Rather it is to propose that we need to investigate how White possession functions through a discourse of rights within the disciplines of law, political science, history and anthropology on which Australian studies and Indigenous studies have relied since their formation, and examine how White possession manifests in regulatory mechanisms including legal decisions, government policy and legislation. Critical analysis of the role of these disciplines and regulatory mechanisms in reinforcing the prerogatives of White possession should provide a significant new perspective on the politics of sovereignty in Australia’.
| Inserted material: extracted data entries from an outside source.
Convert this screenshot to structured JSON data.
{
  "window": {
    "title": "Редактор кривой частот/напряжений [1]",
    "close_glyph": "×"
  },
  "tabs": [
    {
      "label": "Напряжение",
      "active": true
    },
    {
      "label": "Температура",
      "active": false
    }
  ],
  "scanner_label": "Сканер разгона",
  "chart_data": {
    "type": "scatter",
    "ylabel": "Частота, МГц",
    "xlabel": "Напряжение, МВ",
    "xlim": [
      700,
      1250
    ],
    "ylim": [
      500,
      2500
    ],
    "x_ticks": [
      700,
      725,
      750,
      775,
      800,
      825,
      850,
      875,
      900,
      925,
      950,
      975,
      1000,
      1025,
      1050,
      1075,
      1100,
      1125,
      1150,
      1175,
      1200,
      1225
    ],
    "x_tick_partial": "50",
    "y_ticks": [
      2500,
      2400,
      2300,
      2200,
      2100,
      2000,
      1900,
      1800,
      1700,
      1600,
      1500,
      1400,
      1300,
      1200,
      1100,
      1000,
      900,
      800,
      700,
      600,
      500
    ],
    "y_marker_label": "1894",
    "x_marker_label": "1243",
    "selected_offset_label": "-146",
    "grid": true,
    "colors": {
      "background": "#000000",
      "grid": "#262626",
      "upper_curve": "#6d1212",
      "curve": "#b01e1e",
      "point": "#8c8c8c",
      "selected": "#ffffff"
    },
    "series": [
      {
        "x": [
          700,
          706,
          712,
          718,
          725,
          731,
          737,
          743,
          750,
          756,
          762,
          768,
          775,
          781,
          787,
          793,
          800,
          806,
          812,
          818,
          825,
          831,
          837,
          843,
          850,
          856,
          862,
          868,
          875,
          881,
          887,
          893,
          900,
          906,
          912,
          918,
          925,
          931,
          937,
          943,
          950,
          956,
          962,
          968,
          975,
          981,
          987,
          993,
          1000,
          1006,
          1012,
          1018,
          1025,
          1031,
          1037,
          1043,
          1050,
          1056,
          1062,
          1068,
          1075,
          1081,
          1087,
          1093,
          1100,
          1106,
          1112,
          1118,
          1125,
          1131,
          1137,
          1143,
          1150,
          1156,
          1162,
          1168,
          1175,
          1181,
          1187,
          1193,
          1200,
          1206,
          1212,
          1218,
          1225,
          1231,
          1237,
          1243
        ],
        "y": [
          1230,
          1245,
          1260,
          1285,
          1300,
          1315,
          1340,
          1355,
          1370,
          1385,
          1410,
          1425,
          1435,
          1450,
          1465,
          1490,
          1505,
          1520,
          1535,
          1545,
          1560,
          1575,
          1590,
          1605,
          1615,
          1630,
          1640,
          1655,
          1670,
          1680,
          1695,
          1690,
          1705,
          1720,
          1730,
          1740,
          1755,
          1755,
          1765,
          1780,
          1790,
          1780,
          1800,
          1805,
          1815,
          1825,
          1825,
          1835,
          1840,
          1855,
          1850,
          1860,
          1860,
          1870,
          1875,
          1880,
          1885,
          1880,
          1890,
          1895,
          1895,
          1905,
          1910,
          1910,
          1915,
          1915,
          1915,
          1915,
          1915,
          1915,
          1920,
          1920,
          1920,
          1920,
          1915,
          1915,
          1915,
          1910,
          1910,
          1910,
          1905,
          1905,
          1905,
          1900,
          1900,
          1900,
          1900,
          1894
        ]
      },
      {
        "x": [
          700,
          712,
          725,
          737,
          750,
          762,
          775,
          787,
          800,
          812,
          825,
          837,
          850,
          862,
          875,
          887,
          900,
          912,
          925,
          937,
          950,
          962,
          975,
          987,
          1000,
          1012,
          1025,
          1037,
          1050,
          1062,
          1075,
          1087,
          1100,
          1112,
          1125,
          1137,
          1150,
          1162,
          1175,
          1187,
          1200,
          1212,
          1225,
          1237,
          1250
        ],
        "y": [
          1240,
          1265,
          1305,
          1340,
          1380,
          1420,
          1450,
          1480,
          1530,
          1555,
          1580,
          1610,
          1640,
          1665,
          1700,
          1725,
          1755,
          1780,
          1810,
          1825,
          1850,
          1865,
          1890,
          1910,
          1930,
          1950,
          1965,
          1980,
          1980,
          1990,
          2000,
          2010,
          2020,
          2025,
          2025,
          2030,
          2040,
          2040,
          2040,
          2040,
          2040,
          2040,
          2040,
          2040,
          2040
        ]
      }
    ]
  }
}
This is a pretty heavy quote to leave somewhat unpacked, yet really sums up many of the issues quite well. I have delved into the violence and injustice of western disciplines that seek to evaluating other cultures—the implications not requiring intent—for some years now. Much like the structural violence of capital, white ways of knowing and seeing embody many levels of violence (structural, epistemic, hegemonic) perpetrated on other cultures via western disciplines, discourse and mechanisms that are currently central to our existence. Often making changes around the edges, with an intent of pragmatic reform or real change, has little more effect than token changes that too often reinforce the epistemic and cognitive authority of the roots caused of the problems. Debates about the sovereignty as the notion is currently understood and mobilised provides a clear example. It is one I would like to see people openly discussing the implications of. In engaging in discussion and debate about the notion of sovereignty, what is required for a fair and just society can be explored—exposing the limitations imposed by such notions. The roots of structural, epistemic and hegemonic violence cane be uncovered:
Understanding the complexity of power as both productive and repressive involves not only exploring disciplinary knowledges but also their regulative mechanisms and techniques of subjugation.